On the p-adic stability of the FGLM algorithm

TL;DR

This paper investigates the p-adic stability of the FGLM algorithm used for changing monomial orderings in Gröbner basis computations, providing bounds on precision loss and demonstrating stability through Smith Normal Form techniques.

Contribution

It proves the p-adic stability of FGLM and its variant for shape position, offering explicit bounds on precision loss during execution.

Findings

FGLM is p-adic stable with explicit precision loss bounds.

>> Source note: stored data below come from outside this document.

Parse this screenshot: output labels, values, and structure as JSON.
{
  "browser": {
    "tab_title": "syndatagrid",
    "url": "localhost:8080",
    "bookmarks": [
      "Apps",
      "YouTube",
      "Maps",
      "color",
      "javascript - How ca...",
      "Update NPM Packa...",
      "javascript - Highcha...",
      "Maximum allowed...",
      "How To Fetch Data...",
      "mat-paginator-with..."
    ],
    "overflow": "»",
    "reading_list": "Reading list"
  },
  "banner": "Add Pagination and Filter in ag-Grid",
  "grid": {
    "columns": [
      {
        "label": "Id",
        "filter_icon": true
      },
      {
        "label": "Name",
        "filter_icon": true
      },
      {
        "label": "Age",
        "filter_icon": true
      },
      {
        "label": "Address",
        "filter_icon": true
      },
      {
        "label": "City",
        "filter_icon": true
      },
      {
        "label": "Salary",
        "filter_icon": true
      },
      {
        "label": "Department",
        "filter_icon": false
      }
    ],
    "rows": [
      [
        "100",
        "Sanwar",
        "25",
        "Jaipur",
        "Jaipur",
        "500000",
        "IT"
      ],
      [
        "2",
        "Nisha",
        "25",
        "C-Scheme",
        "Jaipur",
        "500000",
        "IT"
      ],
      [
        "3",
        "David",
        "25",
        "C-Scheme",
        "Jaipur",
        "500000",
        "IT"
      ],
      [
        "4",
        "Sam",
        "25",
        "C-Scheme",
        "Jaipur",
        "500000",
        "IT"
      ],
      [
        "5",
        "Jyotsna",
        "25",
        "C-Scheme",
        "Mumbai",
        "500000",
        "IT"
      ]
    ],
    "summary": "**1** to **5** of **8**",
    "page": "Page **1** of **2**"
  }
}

The variant for shape position is also stable.

Smith Normal Form is used to analyze stability.

Abstract

Nowadays, many strategies to solve polynomial systems use the computation of a Gr{\"o}bner basis for the graded reverse lexicographical ordering, followed by a change of ordering algorithm to obtain a Gr{\"o}bner basis for the lexicographical ordering. The change of ordering algorithm is crucial for these strategies. We study the p-adic stability of the main change of ordering algorithm, FGLM. We show that FGLM is stable and give explicit upper bound on the loss of precision occuring in its execution. The variant of FGLM designed to pass from the grevlex ordering to a Gr{\"o}bner basis in shape position is also stable. Our study relies on the application of Smith Normal Form computations for linear algebra.